Genova. Le aspettative tradite di chi si è vaccinato e sperava di poter tornare a una vita normale, la quotidianità stravolta di molti che spesso si autorecludono per timore dei contagi o per proteggere i più fragili e la sofferenza soprattutto degli adolescenti che stanno crescendo in un mondo che non è quello verso cui si stavano affacciando due anni fa.
Al secondo giro di boa dall’inizio della epidemia da coronavirus sono questi i tratti che delineano l’onda lunga di quella che si potrebbe definire la pandemia della mente.
“In questo periodo – racconta Davide Prestia, medico psichiatra presso la clinica psichiatrica dell’ospedale San Martino- a differenza della prima ondata non si manifestano tanto situazioni acute, piuttosto quello che notiamo è un crescere delle richieste per visite ambulatoriali e accessi ai centri di salute mentale con i sintomi tipici di ansia e depressione”. Una crescita che va di pari passo con l’emergenza pandemica: “Quello che rileviamo anzitutto è una sorta di frustrazione delle persone rispetto al vaccino.

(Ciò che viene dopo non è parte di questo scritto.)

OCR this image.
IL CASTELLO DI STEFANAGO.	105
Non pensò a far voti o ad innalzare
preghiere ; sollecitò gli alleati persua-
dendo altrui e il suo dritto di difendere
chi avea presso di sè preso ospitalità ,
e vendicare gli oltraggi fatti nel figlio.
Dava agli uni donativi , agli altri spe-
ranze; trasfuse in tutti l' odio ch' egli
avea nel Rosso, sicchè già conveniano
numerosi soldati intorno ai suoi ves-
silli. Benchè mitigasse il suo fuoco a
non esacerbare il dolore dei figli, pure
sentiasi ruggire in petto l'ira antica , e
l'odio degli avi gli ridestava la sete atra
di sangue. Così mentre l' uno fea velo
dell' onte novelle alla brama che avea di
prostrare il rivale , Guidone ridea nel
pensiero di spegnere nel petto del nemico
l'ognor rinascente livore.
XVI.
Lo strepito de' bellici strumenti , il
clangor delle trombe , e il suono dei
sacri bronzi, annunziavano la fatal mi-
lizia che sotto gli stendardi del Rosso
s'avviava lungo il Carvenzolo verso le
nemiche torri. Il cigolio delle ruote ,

Ovviamente il vaccino è sacrosanto, va fatto e salva le vite, ma è vero che le persone avevano capito che con il vaccino saremmo tornati alla nostra vita di prima, invece così non è stato queste continue limitazioni o autolimitazioni nei rapporti sociali stanno creando molto disagio”.
Particolarmente delicata per molti la gestione della situazione famigliare tra dad e quarantene: “Da noi arrivano persone che magari già erano inclini a ansia o depressione che ci raccontano di non riuscire a gestire le cose, perché magari hanno i figli in dad o in quarantena, poi c’è il lavoro e questo crea molta ansia”.
Ma quelli che stanno accusando di più sono soprattutto gli adolescenti: “Loro sono quelli che più di tutti hanno bisogno di contatto sociale, di poter tornare a quella che era la normalità e invece si ritrovano ancora a dover stare in casa. Si attaccano ai social per mantenere i contatti, presentano disturbi d’ansia, depressione e spesso un’inversione del ciclo sonno veglia visto che stanno attaccati tutta la notte a pc e telefoni”.
Oltre al presente, quello che preoccupa è il futuro di questi adolescenti: “Non per fare allarmismi, ma quella che sta crescendo è una generazione di adolescenti che rischia di portare i segni di questa pandemia per il resto della vita. Gli studi dicono che chi soffre di disturbi d’ansia in adolescenza è più facile che li porti con sé nella vita adulta. Per questo per esempio il famoso bonus psicologico sarebbe stato importante soprattutto per i giovani ed è per questo che serve molta prevenzione a partire dalle scuole”.
Tra gli altri consigli, seppur non tutti dipendenti dai ragazzi e dalle loro famiglie “quello di cercare di mantenere più possibile, se pur con le precauzioni necessaria, i rapporti sociali e non alterare il ritmo sonno veglia. Ovviamente in questo contesto è fondamentale lo sport e sarebbe importante che le scuole restassero il più possibile in presenza”.
Ovviamente non solo gli adolescenti soffrono di questo ‘long covid della mente’ ma anche gli anziani “che per tutelarsi spesso si sono ritrovati di nuovo chiusi in casa, spesso soli, mentre prima avevano le loro amicizie, i loro gruppi di riferimento, i circoli” ma anche gli adulti. “Spesso tendiamo ad autorecluderci, forse anche oltre il necessario, per non parlare di chi da questi due anni ha subito anche un impoverimento dovuto magari alla perdita del lavoro”.
Ma tra giovani e adulti resta una differenza profonda: “Noi adulti, a differenza degli adolescenti in questi due anni abbiamo avuto magari delle basi sicure come la nostra famiglia, un lavoro, una rete di amicizie che magari abbiamo frequentato meno ma restano basi solide dove approdare, e abbiamo una personalità più strutturata mentre la personalità degli adolescenti è proprio ora che si va formando ed è per questo che l’onda lunga della pandemia rischia di colpire soprattutto quelli che saranno gli adulti di domani”.